As rumors of the death toll in Myanmar from last week’s cyclone climb as high as 100,000, the foreign minister of Singapore said that Myanmar’s foreigner-averse government may accept foreign personnel from other Southeast Asian nations to help with the crisis but is unlikely to allow workers from non-asean nations to enter the country. It seems that Myanmar’s distrust of non-Asian nations is greater than its concern for its own people.

Africa, South America

Over 100 people were killed in a pipeline blast in Nigeria on Thursday that destroyed homes and schools. These sorts of fires have erupted in Nigeria before, typically when thieves drill holes in the pipelines to steal oil. The accident happened the same day Stratfor reported on the government’s intention to hold a summit in June for the region’s energy sector, hoping to stop militant actions against Nigerian pipelines.

Zimbabwe, still in the grips of a failed presidential election and supersonic inflation, has set a record with its latest economic solution: the half-billion-dollar bill, issued just 10 days after its record-setting quarter-billion-dollar bill. It’s value? Two U.S. dollars. At the current rate of inflation, it will be worth one U.S. dollar in about a week.

Venezuelan President Hugo Chávez will visit Russia the end of May to finalize plans to purchase $2 billion worth of military contracts. Caracas also negotiated a contract to provide 10,000 barrels per day of oil to Portugal—one more alternative to the U.S. in President Chávez’s growing customer list.

Anglo-America

United States President George W. Bush has been in Israel this week, where he addressed the Knesset and predicted that Islamist radicals would be defeated within the next 60 years. The Washington Timesreported, “The tone of unequivocal U.S. support for Israel in Mr. Bush’s speech to the Israeli Knesset was noteworthy in that the president made no mention of ongoing Israeli-Palestinian peace negotiations.” However, the State Department has been pressuring Israel to give major concessions to a future Palestinian state. President Bush added that in six decades, “Israel will be celebrating its 120th anniversary as one of the world’s greatest democracies,” and, “The Palestinian people will have a homeland, a democratic state that is governed by law, respects human rights and rejects terror. … From Cairo to Riyadh to Baghdad and Beirut, people will live in free and independent societies.”

President Bush’s visit was marred by the largest rocket ever fired from the Gaza Strip exploding in an Ashkelon mall, injuring 16. As Trumpet editor in chief Gerald Flurry has forecasted, a peaceful and happy future reality will indeed blanket the Middle East even sooner than President Bush hopes, but in the way he and the world at large do not expect: the introduction of God’s government at the return of Jesus Christ.

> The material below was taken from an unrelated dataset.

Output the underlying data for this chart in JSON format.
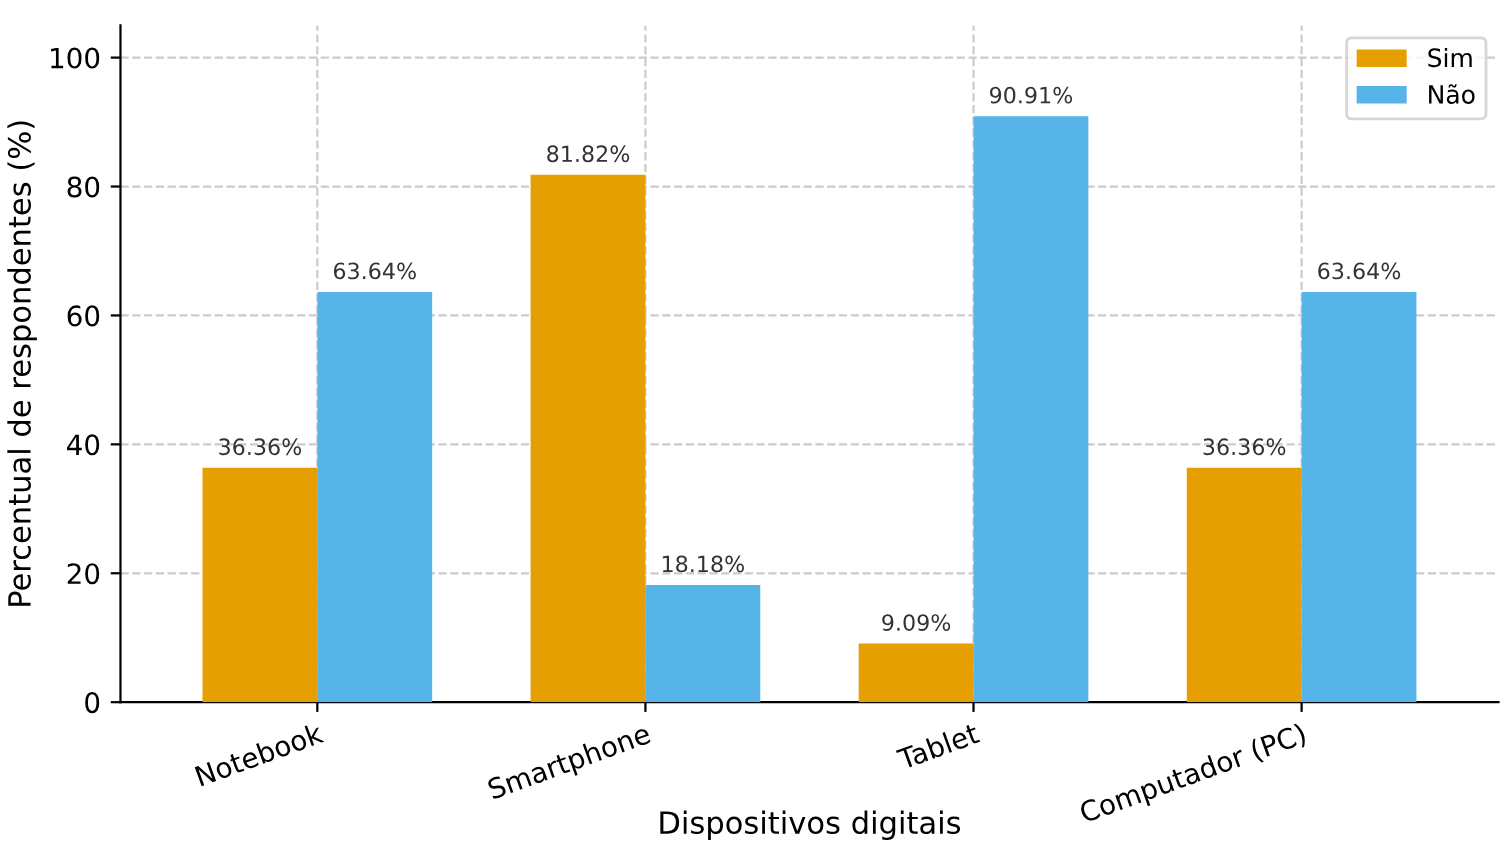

One quarter of Americans say they are struggling to keep up with their mortgage or rent payments. A recent aarp survey shows that people are urgently borrowing money—from friends, family and charities—to cover everyday living expenses. One third said they had stopped saving money for retirement. Others said they had dipped into their retirement savings to pay for expenses. Forty percent in the poll said they have helped their children pay bills. Demographically, 45-to-54-year-olds contribute the most to the national economy—and if these earners are feeling the pinch, this spells bad news for the nation’s economic health.

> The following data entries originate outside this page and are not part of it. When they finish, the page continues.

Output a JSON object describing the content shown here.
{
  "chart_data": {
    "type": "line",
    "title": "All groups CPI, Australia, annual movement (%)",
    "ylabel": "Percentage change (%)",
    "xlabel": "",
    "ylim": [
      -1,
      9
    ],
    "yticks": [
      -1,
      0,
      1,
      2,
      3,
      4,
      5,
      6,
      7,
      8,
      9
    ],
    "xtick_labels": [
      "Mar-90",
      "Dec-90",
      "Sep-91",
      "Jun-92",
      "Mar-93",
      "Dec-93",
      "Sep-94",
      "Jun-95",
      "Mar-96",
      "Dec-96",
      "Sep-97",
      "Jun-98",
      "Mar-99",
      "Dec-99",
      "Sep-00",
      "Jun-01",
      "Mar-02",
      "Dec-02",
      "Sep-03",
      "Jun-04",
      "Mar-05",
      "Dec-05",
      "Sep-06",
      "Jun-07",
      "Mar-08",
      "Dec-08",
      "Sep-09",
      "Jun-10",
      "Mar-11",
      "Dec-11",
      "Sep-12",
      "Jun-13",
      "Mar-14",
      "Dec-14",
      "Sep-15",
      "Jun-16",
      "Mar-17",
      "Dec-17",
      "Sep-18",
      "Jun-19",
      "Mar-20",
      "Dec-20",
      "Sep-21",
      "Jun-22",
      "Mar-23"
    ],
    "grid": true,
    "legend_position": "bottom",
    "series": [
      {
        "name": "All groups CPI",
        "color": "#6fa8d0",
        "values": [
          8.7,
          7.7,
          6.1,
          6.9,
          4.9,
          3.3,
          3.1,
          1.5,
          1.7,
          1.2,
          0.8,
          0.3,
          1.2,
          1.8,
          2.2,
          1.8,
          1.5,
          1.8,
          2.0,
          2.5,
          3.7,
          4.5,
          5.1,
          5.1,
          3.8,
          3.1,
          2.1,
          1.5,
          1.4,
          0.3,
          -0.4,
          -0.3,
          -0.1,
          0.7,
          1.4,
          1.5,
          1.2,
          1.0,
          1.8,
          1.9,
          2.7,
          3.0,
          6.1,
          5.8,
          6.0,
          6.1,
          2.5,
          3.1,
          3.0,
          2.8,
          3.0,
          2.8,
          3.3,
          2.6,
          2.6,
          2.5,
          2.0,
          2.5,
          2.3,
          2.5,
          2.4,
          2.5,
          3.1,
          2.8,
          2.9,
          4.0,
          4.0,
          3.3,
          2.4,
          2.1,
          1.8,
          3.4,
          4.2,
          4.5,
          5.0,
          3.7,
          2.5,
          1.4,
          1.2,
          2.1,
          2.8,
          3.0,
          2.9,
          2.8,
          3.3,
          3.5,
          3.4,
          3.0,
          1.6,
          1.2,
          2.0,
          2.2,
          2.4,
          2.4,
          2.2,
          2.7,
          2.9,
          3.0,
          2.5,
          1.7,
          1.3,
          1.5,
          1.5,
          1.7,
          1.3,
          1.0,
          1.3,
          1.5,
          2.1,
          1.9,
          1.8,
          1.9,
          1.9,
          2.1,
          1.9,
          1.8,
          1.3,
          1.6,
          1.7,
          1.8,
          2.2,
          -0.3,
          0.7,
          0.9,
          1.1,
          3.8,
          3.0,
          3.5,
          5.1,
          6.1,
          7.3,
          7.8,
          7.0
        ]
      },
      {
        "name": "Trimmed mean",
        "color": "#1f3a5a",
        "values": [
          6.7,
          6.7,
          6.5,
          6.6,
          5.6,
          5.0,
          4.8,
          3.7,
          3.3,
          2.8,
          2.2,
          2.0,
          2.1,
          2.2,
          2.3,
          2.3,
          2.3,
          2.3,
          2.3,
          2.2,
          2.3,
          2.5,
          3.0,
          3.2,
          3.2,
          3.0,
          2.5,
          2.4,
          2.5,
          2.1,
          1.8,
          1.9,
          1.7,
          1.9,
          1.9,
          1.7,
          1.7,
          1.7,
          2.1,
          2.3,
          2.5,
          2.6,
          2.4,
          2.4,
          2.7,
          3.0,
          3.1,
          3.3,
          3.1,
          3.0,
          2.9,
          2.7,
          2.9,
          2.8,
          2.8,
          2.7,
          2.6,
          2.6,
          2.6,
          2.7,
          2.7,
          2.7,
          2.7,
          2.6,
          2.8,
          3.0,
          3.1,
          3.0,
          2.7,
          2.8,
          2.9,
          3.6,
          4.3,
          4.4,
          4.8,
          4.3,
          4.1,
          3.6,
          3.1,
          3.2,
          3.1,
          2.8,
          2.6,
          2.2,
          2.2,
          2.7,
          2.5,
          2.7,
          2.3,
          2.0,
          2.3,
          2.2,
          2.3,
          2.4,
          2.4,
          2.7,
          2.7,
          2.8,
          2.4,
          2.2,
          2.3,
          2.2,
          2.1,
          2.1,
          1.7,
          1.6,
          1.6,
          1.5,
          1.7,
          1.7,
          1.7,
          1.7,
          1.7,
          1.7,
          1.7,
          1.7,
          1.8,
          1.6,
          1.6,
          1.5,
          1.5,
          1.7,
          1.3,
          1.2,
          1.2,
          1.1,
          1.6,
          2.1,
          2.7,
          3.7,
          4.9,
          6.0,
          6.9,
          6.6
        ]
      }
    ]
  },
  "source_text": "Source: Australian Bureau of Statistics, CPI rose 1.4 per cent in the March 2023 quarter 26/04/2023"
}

In Britain, signs are emerging that the world’s first major food crisis since World War ii is spreading from the Third World to the First World. The food crisis poses as big a threat to world prosperity as the global credit crunch, warned Prime Minister Gordon Brown on Tuesday during a meeting in London with Josette Sheeran, executive director of the World Food Program. Sheeran said, “What we are seeing now is affecting more people on every continent, destroying even more livelihoods, and the nutrition losses will hurt children for a lifetime.” As the Observer noted on May 11,

For the past half-century, Britain has been lulled into the belief that a plentiful supply of food is here to stay. Supermarkets give us a season-defying availability of agricultural products, sourced from all over the planet, 365 days a year. We gorge ourselves on Peruvian asparagus, Israeli potatoes, Chilean apples and New Zealand lamb, blissfully unaware this might not go on forever.”